一方、New America Foundation のPeter Bergen氏とSameer Lalwani氏は、『New York Times』紙(電子版)10月2日(米国時間)付けの記事 で、アフガニスタン政府に支払われた数十億ドルもの対外援助資金は、コンサルタントたちに払う給与や諸経費の形で、あっという間に、援助を行なった国に還流していると指摘している (PDF)。


一般のアフガニスタン人は、SUV車であちこちを見て回る外国の開発コンサルタントの姿は大勢見かけるものの、ほとんどの場合、開発企業がやって来たことによる実質的なメリットはほとんどないという。


また、米国はこれまで、アフガニスタンの治安部隊に対する訓練と装備に165億ドルを費やしているが、アフガニスタンが治安部隊を自前調達できるにはほど遠い状態だ。


Bergen氏とLalwani氏は、アフガニスタンに利益をもたらすための斬新なアイデアを提案している。

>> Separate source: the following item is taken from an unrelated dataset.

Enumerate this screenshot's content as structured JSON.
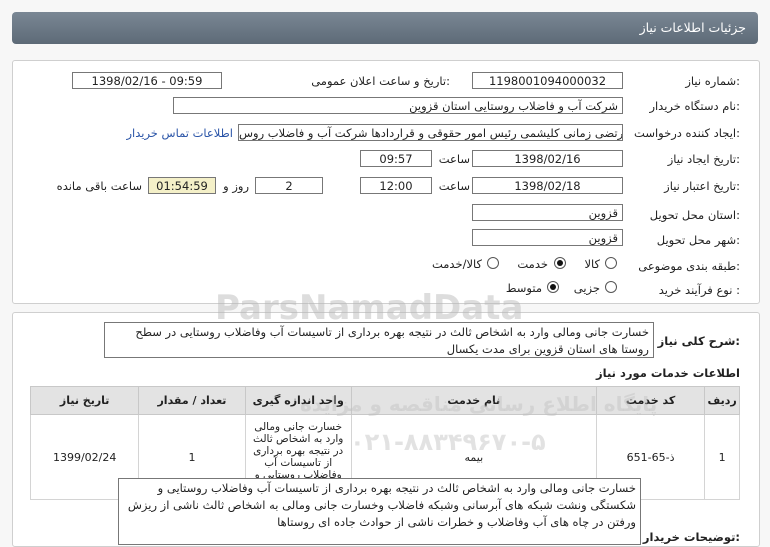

それは、アフガニスタンに税金を支払うという条件で、開発業者と契約するというものだ。「現在、[アフガニスタン]政府の税収は合計で3億ドルほどだ。外国からの技術援助は推定で年間16億ドルほどあり、これに税金を課すだけでも税収を倍にできる」と両氏は述べている。


しかし、援助活動家や支援企業がこのアイデアを喜んで受け入れるとは思えない。彼らはすぐにこう言って批判をはねつけるだろう――われわれは世界を救うことで手一杯なのだ、と。植民地支配と似たようなライフスタイル も、待遇の一部だと考えられている。